For over four hundred years from the beginning of the first Spanish assault against the people of Arawak, Hispaniola in the 1940s to the massacre of the United States Army in the 1980s, the native inhabitants of South and North America endured an unrelenting firestorm of aggression. During this period, the indigenous population that lived in the western Hemisphere reduced by over 100 million individuals. David Stannard argues that both the European together with white American destruction of the indigenous people of America presented the highly massive act of genocide in the history of the entire world (Winin 5).

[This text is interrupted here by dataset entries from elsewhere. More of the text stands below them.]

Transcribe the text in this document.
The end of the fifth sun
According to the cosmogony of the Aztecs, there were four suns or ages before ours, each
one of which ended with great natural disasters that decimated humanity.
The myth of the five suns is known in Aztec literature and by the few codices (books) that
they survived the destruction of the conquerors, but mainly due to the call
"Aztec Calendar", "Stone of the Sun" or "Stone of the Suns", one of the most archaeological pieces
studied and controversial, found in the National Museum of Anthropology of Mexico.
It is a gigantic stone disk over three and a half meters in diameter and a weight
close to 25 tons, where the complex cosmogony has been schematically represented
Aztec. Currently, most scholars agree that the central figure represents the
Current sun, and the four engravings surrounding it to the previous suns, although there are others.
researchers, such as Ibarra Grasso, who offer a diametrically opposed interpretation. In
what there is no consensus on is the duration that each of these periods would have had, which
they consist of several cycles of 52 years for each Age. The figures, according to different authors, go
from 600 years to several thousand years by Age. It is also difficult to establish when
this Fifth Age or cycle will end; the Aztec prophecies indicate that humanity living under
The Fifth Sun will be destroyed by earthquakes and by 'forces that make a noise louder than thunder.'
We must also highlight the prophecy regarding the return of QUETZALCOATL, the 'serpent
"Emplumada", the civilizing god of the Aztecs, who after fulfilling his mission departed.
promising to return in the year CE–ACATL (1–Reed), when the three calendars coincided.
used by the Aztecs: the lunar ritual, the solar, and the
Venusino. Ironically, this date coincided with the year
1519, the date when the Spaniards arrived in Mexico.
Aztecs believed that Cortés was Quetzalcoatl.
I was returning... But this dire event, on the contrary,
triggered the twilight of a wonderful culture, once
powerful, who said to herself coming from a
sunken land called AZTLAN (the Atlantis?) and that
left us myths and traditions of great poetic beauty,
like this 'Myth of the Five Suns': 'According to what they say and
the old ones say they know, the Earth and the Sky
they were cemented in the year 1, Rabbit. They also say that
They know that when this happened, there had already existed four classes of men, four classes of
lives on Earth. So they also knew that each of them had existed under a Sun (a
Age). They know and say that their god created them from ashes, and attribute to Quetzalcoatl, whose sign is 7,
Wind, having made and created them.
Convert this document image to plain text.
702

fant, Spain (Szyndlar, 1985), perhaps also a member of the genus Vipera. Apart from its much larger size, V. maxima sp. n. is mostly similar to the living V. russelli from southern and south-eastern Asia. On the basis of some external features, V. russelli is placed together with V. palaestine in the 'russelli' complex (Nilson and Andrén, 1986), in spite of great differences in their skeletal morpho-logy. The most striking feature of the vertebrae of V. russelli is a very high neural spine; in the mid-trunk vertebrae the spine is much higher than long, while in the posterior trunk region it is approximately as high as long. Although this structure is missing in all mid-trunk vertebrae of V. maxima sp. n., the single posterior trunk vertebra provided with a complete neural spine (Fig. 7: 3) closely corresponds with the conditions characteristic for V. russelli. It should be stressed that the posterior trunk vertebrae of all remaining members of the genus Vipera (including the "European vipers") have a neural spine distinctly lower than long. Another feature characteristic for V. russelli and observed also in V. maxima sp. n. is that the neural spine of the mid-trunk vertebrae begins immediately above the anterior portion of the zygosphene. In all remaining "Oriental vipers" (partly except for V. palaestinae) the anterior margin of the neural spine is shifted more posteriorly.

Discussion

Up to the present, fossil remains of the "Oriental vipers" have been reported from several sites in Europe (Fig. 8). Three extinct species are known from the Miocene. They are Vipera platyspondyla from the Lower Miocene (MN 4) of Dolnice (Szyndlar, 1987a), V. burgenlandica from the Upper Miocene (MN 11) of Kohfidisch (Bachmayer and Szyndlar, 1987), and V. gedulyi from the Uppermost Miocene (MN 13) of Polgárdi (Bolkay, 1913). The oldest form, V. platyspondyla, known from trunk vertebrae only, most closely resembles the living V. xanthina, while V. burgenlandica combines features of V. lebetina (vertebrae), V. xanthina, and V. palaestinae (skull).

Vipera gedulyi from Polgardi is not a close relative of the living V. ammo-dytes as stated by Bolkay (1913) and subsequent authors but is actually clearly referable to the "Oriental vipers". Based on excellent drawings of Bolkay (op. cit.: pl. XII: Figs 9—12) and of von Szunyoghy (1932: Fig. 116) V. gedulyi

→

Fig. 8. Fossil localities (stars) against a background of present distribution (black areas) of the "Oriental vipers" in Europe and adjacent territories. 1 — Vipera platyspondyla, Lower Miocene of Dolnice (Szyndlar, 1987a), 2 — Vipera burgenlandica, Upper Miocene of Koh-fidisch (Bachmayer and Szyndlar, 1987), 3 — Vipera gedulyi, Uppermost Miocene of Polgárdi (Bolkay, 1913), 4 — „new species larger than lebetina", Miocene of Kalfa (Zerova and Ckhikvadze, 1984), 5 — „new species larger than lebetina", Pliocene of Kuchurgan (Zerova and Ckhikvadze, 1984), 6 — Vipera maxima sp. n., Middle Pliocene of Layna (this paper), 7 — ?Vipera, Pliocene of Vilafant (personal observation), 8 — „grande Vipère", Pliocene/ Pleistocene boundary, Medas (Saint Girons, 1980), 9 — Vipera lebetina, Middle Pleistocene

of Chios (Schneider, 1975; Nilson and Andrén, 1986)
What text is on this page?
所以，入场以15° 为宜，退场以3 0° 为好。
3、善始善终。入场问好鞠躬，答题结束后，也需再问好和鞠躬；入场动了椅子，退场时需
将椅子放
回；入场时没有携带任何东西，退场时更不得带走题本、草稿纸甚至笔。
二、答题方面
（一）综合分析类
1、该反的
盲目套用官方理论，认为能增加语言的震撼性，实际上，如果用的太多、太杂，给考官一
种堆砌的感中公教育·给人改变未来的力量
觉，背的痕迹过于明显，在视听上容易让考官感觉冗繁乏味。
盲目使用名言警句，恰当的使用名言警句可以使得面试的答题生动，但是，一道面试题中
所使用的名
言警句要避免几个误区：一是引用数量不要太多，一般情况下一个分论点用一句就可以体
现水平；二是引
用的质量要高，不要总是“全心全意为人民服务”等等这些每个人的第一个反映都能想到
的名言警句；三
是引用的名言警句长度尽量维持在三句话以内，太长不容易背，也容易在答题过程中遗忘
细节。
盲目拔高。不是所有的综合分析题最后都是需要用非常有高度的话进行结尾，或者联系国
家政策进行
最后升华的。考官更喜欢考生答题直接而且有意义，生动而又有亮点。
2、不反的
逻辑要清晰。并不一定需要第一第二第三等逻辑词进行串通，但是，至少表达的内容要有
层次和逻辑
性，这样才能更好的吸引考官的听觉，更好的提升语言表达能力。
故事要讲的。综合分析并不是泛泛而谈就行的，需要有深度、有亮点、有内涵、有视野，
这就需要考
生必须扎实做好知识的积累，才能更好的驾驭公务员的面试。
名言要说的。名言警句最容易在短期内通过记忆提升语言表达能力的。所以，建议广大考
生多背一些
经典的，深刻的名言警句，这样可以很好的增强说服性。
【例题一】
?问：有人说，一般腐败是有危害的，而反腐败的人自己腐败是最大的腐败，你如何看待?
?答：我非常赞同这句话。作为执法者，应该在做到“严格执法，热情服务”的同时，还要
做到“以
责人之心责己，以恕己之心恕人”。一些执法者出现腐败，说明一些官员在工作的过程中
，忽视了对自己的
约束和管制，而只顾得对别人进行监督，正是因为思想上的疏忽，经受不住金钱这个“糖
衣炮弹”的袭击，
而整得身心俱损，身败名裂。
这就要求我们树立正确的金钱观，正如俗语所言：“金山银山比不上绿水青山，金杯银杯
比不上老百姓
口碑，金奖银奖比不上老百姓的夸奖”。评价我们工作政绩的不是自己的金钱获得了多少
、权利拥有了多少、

Stannard shows a portrait of massive richness and the varied nature of the United States before Columbus’ most fateful voyage in 1494. Stannard then takes the path of genocide from the Indies to Mexico as well as other parts such as Central and Southern America. He further goes to the Southwest of California and the North Pacific Coast. Stannard makes a revelation that in case European or white Americans managed to go, the indigenous people were caught between the possibility of imported plagues as well as barbarous turmoil. This typically resulted in the annihilation of about ninety-five percent of the total population. According to Stannard, those kinds of people who did such acts were inhuman. He believes that through digging deeper into ancient Europe, the attitude of Christians towards sex, race, and war is one of the driving forces. Through them, the cultural grounds are well prepared towards the end of the middle ages (Stannard 91).
Through the advancement of a hypothesis that is most likely to bring about the controversy, the writer argues that the architects of the American Holocaust relied upon the same ideological wellspring the same way it was with the later architect of the Nazi Holocaust. It is one of the ideologies that are still precariously alive and has mainly featured among the American validation for military intervention both in South East Asia as well as the Middle East. Stannard’s work is meticulously detailed. It is a work of impassioned scholarship that easily ignites both historical and moral debate.
Works Cited
Stannard, E David. American Holocaust: The Conquest of the New World. Oxford: Oxford University Press US, 1993.
Winin, Pereira. Inhuman rights: the western system and global human rights abuse. New Orleans: Other India Press, 1997.